For my various service roles undertaken at the ANU (or Ulm University), visit the respective page.

*: On the different Professor ranks: The attentive reader might have noticed that I claim that the Associate Professor in Australia is equivalent to the Full Professor in the US or that in Germany (W3). That might appear odd as those are the highest ranks in these countries, but "Associate Professor" clearly isn't. How's that possible? "Easy": Australia has 4 ranks, whereas most other countries have only 3, so naturally there is no clear 1-to-1 mapping.
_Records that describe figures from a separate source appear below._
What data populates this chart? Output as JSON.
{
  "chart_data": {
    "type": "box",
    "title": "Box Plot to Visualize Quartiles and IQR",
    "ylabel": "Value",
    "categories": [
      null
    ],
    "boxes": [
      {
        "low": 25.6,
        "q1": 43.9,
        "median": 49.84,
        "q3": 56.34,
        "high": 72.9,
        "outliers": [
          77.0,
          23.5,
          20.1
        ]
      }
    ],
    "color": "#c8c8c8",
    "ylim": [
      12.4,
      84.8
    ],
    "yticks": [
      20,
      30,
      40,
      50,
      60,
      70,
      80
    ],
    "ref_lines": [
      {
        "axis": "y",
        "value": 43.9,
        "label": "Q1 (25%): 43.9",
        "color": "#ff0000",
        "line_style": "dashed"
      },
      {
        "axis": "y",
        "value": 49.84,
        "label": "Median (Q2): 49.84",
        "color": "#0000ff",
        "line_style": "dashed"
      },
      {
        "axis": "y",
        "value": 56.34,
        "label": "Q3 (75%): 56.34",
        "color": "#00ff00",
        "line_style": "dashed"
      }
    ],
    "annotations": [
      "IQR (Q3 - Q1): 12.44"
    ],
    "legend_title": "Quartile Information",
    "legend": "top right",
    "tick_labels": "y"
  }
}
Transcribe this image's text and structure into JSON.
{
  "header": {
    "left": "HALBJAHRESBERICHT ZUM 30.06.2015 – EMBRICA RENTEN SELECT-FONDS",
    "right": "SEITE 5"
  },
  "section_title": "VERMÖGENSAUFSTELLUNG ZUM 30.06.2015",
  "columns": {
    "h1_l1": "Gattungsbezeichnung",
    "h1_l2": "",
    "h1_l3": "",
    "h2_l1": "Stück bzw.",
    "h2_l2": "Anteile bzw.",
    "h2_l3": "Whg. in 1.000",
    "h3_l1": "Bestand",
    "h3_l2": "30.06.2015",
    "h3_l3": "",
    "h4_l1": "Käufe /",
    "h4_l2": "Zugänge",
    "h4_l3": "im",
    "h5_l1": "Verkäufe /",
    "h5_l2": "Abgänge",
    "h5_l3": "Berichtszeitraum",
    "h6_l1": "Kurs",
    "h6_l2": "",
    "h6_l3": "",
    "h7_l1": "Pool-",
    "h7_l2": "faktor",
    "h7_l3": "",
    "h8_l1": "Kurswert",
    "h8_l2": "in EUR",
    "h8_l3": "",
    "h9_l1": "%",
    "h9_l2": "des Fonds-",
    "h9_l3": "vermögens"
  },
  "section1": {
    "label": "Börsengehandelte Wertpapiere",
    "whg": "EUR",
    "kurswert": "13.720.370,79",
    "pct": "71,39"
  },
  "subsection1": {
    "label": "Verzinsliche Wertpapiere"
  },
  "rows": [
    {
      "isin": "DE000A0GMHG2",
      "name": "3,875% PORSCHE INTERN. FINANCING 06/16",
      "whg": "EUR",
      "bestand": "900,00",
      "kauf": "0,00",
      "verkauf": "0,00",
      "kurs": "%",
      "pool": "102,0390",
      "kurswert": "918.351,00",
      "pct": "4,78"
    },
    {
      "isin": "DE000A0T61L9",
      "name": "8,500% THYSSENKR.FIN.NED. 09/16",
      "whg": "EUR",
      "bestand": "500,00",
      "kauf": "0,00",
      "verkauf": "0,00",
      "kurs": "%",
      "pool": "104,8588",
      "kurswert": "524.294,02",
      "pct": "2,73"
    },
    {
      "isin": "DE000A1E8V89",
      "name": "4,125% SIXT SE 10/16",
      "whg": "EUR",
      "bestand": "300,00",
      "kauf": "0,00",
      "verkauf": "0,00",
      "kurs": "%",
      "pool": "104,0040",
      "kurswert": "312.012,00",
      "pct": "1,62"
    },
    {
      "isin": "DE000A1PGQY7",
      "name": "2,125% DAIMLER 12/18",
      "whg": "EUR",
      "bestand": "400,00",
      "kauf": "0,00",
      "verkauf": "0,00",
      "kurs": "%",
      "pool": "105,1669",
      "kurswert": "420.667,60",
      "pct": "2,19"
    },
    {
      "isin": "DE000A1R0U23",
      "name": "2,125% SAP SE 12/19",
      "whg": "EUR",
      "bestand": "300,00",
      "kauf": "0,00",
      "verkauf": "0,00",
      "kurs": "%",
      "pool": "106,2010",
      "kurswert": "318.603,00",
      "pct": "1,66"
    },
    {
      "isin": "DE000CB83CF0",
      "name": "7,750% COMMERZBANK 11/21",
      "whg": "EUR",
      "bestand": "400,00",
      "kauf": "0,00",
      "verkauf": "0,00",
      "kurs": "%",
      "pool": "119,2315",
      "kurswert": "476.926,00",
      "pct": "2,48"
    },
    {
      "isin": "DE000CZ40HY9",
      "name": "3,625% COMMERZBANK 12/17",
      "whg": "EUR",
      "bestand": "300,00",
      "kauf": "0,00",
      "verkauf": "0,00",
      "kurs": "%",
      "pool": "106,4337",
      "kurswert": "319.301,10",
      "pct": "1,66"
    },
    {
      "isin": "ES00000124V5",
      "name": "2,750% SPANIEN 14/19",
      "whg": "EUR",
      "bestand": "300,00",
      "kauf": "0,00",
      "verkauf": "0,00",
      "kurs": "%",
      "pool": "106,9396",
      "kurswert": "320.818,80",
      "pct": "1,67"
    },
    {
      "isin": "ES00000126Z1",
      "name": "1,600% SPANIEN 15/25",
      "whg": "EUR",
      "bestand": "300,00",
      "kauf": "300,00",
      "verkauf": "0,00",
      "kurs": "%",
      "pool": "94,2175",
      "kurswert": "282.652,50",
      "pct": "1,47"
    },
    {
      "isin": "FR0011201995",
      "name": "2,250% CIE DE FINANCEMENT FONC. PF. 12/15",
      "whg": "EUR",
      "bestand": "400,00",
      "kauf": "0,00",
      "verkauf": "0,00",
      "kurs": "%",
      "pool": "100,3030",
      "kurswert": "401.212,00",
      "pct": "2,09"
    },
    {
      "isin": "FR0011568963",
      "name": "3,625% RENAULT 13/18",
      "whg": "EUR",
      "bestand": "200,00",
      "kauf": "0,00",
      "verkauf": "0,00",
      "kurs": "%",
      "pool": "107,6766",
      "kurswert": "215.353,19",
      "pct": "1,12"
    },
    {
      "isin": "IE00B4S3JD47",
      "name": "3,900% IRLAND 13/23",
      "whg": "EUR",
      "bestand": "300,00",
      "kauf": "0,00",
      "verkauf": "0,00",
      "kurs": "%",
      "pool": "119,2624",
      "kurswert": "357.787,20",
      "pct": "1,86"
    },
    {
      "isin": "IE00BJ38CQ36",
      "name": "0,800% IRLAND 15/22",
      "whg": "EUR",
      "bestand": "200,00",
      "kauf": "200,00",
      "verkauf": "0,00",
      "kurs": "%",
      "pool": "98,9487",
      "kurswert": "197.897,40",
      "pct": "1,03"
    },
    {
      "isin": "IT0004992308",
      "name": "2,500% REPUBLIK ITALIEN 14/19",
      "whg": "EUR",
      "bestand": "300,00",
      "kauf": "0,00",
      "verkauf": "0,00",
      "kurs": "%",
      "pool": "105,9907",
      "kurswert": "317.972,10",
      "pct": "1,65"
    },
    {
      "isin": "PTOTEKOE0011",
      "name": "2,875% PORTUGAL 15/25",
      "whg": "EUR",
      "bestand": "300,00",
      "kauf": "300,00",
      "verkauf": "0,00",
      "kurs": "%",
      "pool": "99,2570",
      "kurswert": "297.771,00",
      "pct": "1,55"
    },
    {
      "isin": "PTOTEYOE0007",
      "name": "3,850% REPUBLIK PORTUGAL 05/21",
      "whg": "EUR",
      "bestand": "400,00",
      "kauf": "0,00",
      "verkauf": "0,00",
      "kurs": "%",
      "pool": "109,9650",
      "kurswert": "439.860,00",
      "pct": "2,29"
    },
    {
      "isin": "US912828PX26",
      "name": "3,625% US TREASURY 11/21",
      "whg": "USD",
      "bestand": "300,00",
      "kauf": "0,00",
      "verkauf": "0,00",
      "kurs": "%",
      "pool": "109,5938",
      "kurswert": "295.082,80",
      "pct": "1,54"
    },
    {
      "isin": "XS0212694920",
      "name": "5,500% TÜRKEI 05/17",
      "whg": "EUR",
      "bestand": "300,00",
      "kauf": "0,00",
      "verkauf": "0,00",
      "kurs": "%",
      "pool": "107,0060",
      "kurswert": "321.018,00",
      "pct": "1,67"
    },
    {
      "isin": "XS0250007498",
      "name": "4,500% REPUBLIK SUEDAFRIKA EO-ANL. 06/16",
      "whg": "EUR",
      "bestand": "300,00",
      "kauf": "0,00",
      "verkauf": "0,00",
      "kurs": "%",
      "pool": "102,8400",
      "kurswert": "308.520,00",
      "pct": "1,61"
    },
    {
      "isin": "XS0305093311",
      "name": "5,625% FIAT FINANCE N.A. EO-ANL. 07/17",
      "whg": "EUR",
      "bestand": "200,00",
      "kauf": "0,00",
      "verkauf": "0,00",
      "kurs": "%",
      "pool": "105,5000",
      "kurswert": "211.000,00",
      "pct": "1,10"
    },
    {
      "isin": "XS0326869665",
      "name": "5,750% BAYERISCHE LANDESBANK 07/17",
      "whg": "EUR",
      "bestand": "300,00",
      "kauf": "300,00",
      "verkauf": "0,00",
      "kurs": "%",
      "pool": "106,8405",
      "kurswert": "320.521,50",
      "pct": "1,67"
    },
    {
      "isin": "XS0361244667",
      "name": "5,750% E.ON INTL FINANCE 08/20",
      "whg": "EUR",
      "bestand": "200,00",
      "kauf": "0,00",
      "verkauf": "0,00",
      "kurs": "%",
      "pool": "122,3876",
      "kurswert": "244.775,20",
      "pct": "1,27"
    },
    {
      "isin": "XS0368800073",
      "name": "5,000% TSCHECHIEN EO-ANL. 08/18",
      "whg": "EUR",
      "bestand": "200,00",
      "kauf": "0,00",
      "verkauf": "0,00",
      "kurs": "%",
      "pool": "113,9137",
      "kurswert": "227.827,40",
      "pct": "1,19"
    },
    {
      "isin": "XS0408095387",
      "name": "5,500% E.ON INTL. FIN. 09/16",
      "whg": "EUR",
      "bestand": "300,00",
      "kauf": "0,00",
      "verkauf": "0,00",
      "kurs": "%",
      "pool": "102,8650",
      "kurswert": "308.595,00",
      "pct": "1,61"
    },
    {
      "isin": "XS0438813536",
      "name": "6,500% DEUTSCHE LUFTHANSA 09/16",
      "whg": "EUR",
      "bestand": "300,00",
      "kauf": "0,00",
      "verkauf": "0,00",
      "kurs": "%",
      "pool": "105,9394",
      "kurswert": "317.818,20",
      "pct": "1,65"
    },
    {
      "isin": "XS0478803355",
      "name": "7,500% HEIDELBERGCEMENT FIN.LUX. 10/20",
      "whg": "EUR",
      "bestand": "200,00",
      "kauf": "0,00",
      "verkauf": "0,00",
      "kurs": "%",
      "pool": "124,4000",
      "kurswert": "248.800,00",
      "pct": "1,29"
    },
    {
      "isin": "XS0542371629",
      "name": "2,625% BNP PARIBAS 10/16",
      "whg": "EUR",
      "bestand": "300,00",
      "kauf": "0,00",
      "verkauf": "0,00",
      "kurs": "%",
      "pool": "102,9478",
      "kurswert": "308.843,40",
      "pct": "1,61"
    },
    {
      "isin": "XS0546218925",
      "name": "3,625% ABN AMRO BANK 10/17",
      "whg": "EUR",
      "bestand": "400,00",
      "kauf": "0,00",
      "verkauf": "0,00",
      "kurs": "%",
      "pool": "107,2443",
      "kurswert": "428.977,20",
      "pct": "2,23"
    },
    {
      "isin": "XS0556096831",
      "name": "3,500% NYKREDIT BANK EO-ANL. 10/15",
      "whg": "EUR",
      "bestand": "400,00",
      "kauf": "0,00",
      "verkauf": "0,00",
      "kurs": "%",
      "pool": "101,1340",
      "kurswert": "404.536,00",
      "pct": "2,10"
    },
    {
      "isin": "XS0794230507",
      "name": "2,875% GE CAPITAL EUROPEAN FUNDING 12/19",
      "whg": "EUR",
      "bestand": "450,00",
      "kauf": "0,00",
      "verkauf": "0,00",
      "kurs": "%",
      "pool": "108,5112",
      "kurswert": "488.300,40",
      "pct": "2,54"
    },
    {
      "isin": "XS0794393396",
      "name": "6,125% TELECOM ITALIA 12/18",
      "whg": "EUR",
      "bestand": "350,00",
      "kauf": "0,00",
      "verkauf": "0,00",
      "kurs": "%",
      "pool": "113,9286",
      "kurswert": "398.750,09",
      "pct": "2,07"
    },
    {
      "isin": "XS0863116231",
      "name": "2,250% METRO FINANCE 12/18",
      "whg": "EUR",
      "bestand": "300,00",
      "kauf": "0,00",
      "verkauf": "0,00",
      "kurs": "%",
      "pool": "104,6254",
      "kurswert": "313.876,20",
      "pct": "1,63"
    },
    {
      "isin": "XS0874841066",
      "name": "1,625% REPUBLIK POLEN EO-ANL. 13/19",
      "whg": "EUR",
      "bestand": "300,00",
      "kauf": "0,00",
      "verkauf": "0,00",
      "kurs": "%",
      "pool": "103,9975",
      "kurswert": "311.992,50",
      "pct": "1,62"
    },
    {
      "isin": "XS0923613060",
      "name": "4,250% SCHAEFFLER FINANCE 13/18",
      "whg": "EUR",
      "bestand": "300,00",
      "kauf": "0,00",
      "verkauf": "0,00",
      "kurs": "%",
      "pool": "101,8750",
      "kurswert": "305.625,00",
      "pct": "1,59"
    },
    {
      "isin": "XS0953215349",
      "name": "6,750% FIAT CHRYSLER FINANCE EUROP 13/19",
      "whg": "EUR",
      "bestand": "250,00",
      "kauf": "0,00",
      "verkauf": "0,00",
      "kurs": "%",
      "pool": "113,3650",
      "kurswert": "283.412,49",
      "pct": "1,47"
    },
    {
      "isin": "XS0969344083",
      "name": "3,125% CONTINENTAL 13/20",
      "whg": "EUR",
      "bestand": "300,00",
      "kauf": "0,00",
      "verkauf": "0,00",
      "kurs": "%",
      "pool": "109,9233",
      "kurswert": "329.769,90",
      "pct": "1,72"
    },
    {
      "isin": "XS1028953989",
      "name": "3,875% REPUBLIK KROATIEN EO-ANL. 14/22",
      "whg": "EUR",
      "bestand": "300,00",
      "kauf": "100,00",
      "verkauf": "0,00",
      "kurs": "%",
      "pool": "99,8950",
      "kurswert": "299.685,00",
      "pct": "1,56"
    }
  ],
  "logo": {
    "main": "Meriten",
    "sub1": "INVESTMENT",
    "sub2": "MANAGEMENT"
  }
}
The Full Professor in Australia is less frequent than the Full Professor in the US or Germany. In other words, whereas that rank is "the default" after the initial first few years especially in Germany (for example), not everybody in Australia even gets it, and even those who do, often get it deep in their 50s. Further, the achievements required to get the rank of an Associate Professor in Australia are comparable with those required to become a Full Professor in the rest of the world. The requirements for being promoted to a Full Professor in Australia on the other hand is much more challenging, and hence the reason why not every academic even aims at this rank, or otherwise often gets it comparably late in their career. There's (even!) more that could be said but the explanation is already too long anyway. ;) I hope it helped!

*: On tenure vs. tenure-track: Tenure means that one has an ongoing contract, i.e., has permanent position. If one is not tenured, one has a fixed-term contract that ends after a few years. Being on "tenure-track" means that one is in a special program where the evaluation to obtain tenure (or get it declined) is already agreed upon. I.e., being on tenture-track means that there will be an evaluation in a few years (of which the expectation is that one gets tenure, but that depends on the evaluation outcome). At the ANU, getting tenure is independent of being promoted. In fact, my promotion to Associate Professor was announced in October 2024 already (and become active on January 1st, 2025), whereas tenure was announced in the middle of January 2025 only (and was a separate process, i.e., a different application and evaluation process by different committees).